The Cost Of Healthcare Data AccessThe Cost Of Healthcare Data Access
Does every healthcare department really need around-the-clock access to every file or image, or could security be tightened?
December 29, 2014
I recently painted a pretty bleak picture of healthcare security, describing the threat IT professionals face when they are responsible for data that is ripe for stealing and selling on the black market. I'm updating my LinkedIn profile to remove all data-related projects as we speak.
But the risk extends well beyond IT. From CIOs, CISOs, and IT VPs to researchers, the finance department, IT systems administrators, brokers, benefit administrators, physician credentialing experts, and HR background checkers -- any of these healthcare professionals could be at risk, too. We all have evolved in our jobs to have access to incredible amounts of valuable data to crunch and find process improvements. It's a tough economy, and data access is crucial to lean initiatives.
How to keep this data -- and the people who handle it -- safe? We need to look at things from a different perspective. Has our emphasis on anytime, anywhere access and distributed data analysis resulted in a physical security threat to our workforce? Are there business functions where the risks outweigh the benefits and we could roll back a bit?
[Does your business follow least-privilege practices? Read 2014: The Year of Privilege Vulnerabilities.]

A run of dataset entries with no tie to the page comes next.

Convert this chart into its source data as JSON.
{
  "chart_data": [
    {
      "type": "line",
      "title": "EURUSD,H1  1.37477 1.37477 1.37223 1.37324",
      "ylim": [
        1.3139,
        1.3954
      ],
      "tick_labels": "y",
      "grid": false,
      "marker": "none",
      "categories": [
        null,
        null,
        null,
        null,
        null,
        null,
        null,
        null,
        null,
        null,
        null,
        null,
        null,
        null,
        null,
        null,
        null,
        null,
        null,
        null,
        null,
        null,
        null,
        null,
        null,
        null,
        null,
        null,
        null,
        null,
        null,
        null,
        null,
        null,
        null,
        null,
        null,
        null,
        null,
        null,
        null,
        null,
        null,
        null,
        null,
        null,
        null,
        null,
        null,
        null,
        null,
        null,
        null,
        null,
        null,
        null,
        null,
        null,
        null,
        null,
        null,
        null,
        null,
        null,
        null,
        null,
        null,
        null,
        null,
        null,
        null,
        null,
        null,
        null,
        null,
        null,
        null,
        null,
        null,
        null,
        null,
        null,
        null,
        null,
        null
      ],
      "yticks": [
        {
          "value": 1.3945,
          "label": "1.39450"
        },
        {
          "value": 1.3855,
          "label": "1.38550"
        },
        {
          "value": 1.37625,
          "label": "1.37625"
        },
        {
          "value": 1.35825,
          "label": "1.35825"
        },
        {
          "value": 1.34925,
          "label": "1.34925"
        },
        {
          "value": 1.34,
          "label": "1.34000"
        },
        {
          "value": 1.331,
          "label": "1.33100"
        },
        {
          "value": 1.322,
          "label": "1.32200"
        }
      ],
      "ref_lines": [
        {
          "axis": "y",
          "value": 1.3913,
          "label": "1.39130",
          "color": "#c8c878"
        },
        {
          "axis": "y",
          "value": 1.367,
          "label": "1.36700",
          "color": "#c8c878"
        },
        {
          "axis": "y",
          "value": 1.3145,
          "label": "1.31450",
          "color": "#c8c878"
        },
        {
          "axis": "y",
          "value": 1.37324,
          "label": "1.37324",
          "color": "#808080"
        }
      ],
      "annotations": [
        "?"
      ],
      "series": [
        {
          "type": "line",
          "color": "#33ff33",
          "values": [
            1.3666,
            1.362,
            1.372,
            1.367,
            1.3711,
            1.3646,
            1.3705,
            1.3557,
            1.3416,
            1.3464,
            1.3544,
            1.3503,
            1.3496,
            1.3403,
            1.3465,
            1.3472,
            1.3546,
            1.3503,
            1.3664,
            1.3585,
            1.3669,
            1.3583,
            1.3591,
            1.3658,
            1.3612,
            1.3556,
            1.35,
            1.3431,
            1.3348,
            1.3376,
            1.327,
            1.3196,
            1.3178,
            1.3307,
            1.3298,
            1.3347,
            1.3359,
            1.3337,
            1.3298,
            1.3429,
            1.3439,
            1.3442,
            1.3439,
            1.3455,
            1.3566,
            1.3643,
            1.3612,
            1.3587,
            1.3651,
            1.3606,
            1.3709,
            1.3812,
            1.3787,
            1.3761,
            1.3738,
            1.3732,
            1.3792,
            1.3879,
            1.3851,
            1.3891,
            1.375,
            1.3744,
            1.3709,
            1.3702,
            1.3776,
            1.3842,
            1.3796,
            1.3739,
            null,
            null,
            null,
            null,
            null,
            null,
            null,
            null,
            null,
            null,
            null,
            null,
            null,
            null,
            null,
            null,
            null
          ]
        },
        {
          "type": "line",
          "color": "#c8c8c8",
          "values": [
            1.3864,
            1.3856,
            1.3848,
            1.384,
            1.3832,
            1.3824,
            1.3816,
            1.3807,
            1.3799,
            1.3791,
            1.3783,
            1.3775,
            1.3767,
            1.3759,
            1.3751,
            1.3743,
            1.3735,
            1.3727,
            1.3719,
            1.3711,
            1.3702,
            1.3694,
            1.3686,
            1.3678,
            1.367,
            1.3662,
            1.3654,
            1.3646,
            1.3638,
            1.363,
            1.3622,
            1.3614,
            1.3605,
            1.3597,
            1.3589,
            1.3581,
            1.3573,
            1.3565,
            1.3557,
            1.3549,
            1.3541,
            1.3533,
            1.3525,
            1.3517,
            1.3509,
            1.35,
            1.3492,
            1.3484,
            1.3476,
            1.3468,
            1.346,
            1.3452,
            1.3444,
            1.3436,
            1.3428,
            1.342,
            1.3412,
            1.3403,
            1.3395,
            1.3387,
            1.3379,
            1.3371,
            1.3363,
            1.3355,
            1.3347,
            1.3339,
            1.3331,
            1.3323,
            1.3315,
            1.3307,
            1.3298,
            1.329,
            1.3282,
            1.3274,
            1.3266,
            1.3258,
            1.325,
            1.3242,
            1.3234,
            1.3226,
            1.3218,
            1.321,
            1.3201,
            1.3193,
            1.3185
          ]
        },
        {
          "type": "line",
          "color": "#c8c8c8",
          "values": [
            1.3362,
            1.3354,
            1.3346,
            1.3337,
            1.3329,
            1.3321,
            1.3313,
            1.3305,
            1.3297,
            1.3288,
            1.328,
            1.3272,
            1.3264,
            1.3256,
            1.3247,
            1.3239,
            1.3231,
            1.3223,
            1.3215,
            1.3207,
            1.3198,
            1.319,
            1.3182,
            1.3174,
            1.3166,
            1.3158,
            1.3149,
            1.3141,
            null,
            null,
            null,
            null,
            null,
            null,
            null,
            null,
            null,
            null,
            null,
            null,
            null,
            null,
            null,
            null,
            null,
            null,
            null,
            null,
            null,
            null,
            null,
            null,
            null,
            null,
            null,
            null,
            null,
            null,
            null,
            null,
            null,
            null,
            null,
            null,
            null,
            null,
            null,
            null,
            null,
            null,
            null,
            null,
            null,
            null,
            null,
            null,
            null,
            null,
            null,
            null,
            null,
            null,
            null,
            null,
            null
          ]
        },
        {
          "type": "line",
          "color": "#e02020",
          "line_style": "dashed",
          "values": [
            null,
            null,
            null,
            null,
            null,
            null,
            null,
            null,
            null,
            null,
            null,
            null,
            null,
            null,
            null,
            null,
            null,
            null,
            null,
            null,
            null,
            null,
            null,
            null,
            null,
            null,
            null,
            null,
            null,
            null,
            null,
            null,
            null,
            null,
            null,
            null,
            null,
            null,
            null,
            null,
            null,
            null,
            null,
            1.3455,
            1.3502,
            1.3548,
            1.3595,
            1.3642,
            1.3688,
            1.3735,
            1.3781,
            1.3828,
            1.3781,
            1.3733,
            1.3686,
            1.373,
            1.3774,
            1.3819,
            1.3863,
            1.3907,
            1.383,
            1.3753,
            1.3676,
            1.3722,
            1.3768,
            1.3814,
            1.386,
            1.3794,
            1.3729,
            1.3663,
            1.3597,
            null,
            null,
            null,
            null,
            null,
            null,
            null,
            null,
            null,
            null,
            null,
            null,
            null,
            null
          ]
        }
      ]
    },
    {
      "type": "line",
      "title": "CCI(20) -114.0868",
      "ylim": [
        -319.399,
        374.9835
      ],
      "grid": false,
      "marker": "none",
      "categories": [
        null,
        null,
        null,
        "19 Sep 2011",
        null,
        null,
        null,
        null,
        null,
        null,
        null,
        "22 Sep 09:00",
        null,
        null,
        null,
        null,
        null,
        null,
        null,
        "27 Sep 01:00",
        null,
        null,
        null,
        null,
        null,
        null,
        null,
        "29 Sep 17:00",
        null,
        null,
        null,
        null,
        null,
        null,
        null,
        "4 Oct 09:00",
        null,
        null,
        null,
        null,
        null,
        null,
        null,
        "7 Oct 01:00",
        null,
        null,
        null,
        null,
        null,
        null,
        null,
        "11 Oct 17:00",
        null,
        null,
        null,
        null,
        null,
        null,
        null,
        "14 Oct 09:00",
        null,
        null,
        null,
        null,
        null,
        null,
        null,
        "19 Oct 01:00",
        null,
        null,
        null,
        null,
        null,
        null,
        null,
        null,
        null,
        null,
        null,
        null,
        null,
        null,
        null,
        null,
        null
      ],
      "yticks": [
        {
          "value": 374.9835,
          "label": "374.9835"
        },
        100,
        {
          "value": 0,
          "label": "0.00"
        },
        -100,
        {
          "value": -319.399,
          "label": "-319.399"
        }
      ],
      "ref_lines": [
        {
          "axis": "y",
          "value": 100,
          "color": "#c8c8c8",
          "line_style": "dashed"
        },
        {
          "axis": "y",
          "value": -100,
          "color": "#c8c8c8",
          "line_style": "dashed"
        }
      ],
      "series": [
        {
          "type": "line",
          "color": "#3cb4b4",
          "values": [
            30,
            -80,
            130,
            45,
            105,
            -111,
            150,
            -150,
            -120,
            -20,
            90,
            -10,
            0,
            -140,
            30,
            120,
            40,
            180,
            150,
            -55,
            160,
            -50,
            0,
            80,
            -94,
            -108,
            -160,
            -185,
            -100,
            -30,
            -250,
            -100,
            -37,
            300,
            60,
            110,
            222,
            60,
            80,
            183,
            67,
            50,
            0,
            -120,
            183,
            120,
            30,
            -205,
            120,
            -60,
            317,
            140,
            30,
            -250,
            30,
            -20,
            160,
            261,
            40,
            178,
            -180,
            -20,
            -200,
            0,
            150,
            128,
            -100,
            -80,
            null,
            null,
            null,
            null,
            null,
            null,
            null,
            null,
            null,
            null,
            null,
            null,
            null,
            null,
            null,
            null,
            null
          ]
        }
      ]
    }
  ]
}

National security industries have secrets to keep and, with a few notable exceptions, have done a pretty good job of making sure large-scale breaches of their data don't occur. These breaches mostly involve insiders, though -- a different discussion. These industries also don't provide remote access from the Internet to their secure networks. They require that data analysis and access activities occur onsite.
They classify and categorize data that can be shared on their public networks, and they do not allow certain classifications of data (i.e., secret or top secret) to be placed on that network. They maintain an air gap between the types of data that would cause some harm if breached and data that could cause great harm. They require two-person controls for many administrative functions, so that it takes collusion to compromise sensitive information.
Reading this might already be alarming some business leaders out there. Some clinicians might argue that better shielded data could hurt patients. But wait, hear me out. I'm not proposing a SIPRNet for healthcare. I'm suggesting that first we must assess whether the efficiency of anywhere, anytime access to data is worth the risk of harm to our organizations and even to us personally, should armed assailants target us. Curbing remote access to data that isn't needed remotely is a great first step.
Second, I'd like to call for new information delivery technologies capable of differentiating between internal and external access, and behaving accordingly so that large quantities of data can't be accessed from outside our protected networks.
It might mean CFOs have to wait until business hours to request a revenue summary from analysts. But let's still create tools that make a single x-ray at a time accessible to on-call radiologists, so they can diagnose from home a patient waiting in emergency.
Regardless of what future technology looks like, I challenge all of us to consider how much we really need anywhere, anytime data access. Before password mugging becomes a plague, let's agree it's important to invest some thought -- and maybe a formal business review -- of current remote data access policies that create opportunities for criminals.